Waarop is het motivatiemodel coach-sporter relatie (van Mageau & Vallerand) gebaseerd?
Op de self-determination theory (de drie psychologische basisbehoeften: competentie, verbondenheid, autonomie). Deze behoeften bepalen de motivatie.
- Welke drie factoren bepalen volgens het motivatiemodel coach-sporter relatie (van Mageau & Vallerand) het gedrag van de coach?
- Het gedrag van de coach kan vervolgens weer onderverdeeld worden in drie componenten. Benoem deze.
- Waarop heeft het coachgedrag invloed?
- Waartoe leidt het coachgedrag uiteindelijk?
- De persoonlijke eigenschappen van de coach, de context en de waarneming, het gedrag en de motivatie van sporters.
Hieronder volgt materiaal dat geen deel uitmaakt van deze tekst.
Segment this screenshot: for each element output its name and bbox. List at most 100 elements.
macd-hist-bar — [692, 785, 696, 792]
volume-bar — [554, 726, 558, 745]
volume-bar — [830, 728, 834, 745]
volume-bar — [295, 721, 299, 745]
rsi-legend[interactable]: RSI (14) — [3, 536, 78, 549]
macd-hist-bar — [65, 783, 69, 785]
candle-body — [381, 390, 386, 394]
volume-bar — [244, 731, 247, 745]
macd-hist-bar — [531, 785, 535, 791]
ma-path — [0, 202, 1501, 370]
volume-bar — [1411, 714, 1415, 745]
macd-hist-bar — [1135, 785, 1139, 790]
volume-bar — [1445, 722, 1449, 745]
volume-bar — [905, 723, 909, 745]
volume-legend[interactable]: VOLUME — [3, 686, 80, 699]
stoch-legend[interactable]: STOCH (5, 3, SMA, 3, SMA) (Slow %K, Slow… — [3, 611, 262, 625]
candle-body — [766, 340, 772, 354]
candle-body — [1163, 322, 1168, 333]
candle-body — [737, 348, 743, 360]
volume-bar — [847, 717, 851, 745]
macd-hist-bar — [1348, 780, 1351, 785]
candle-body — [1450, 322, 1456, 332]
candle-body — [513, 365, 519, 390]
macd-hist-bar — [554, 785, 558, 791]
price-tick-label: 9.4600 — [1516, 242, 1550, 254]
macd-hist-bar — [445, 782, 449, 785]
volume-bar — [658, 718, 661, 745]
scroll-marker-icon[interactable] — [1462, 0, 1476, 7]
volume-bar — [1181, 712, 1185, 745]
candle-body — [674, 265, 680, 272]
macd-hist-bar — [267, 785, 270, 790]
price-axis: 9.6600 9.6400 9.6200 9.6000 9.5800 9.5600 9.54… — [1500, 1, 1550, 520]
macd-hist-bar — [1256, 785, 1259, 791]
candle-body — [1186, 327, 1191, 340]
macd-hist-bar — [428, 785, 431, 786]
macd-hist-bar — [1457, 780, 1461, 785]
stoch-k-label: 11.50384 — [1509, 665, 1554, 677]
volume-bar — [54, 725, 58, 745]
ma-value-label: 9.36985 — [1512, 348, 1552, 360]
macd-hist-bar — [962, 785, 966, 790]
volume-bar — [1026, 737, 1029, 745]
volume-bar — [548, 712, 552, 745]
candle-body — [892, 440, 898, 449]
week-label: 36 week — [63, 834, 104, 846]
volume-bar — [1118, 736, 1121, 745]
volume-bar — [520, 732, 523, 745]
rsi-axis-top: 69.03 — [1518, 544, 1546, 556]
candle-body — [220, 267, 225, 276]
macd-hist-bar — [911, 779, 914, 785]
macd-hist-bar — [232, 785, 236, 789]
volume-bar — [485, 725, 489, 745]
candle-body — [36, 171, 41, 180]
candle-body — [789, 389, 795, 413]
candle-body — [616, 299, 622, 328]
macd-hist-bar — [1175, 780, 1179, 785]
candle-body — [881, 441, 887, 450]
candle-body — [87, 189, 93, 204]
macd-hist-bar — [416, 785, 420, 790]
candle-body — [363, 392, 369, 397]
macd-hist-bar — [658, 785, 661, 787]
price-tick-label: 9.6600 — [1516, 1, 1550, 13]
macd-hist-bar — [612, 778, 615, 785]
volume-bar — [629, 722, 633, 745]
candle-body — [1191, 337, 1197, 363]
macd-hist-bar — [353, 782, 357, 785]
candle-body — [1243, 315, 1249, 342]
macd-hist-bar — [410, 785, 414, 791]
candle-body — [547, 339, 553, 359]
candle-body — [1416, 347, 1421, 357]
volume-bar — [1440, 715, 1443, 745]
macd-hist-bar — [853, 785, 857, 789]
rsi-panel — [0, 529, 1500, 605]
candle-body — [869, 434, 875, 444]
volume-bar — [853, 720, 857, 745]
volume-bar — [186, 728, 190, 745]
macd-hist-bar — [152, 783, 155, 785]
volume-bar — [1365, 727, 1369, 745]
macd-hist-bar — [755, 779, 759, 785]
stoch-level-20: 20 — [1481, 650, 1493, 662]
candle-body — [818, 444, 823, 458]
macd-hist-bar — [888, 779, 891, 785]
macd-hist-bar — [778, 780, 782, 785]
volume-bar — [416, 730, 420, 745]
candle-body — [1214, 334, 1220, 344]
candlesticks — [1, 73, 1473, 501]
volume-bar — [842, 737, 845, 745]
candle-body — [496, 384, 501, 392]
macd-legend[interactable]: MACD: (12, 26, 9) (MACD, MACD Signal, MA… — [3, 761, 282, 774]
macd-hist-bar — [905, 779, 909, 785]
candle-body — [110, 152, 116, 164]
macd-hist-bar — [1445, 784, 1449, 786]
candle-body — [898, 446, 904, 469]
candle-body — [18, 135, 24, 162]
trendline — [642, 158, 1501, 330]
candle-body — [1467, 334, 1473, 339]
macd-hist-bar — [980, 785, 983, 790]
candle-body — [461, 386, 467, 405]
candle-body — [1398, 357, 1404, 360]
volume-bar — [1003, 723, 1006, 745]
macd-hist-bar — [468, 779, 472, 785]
- Het gedrag van de coach kan onderverdeeld worden in: de structuur die de coach aanbrengt, de autonomie die de coach wel/niet aanmoedigd en de betrokkenheid van de coach.
- Het coachgedrag heeft invloed op de waarneming van competentie, autonomie en betrokkenheid van de coach door de spelers.
- Uiteindelijk leidt dit tot de intrinsieke en extrinsieke motivatie van de sporters.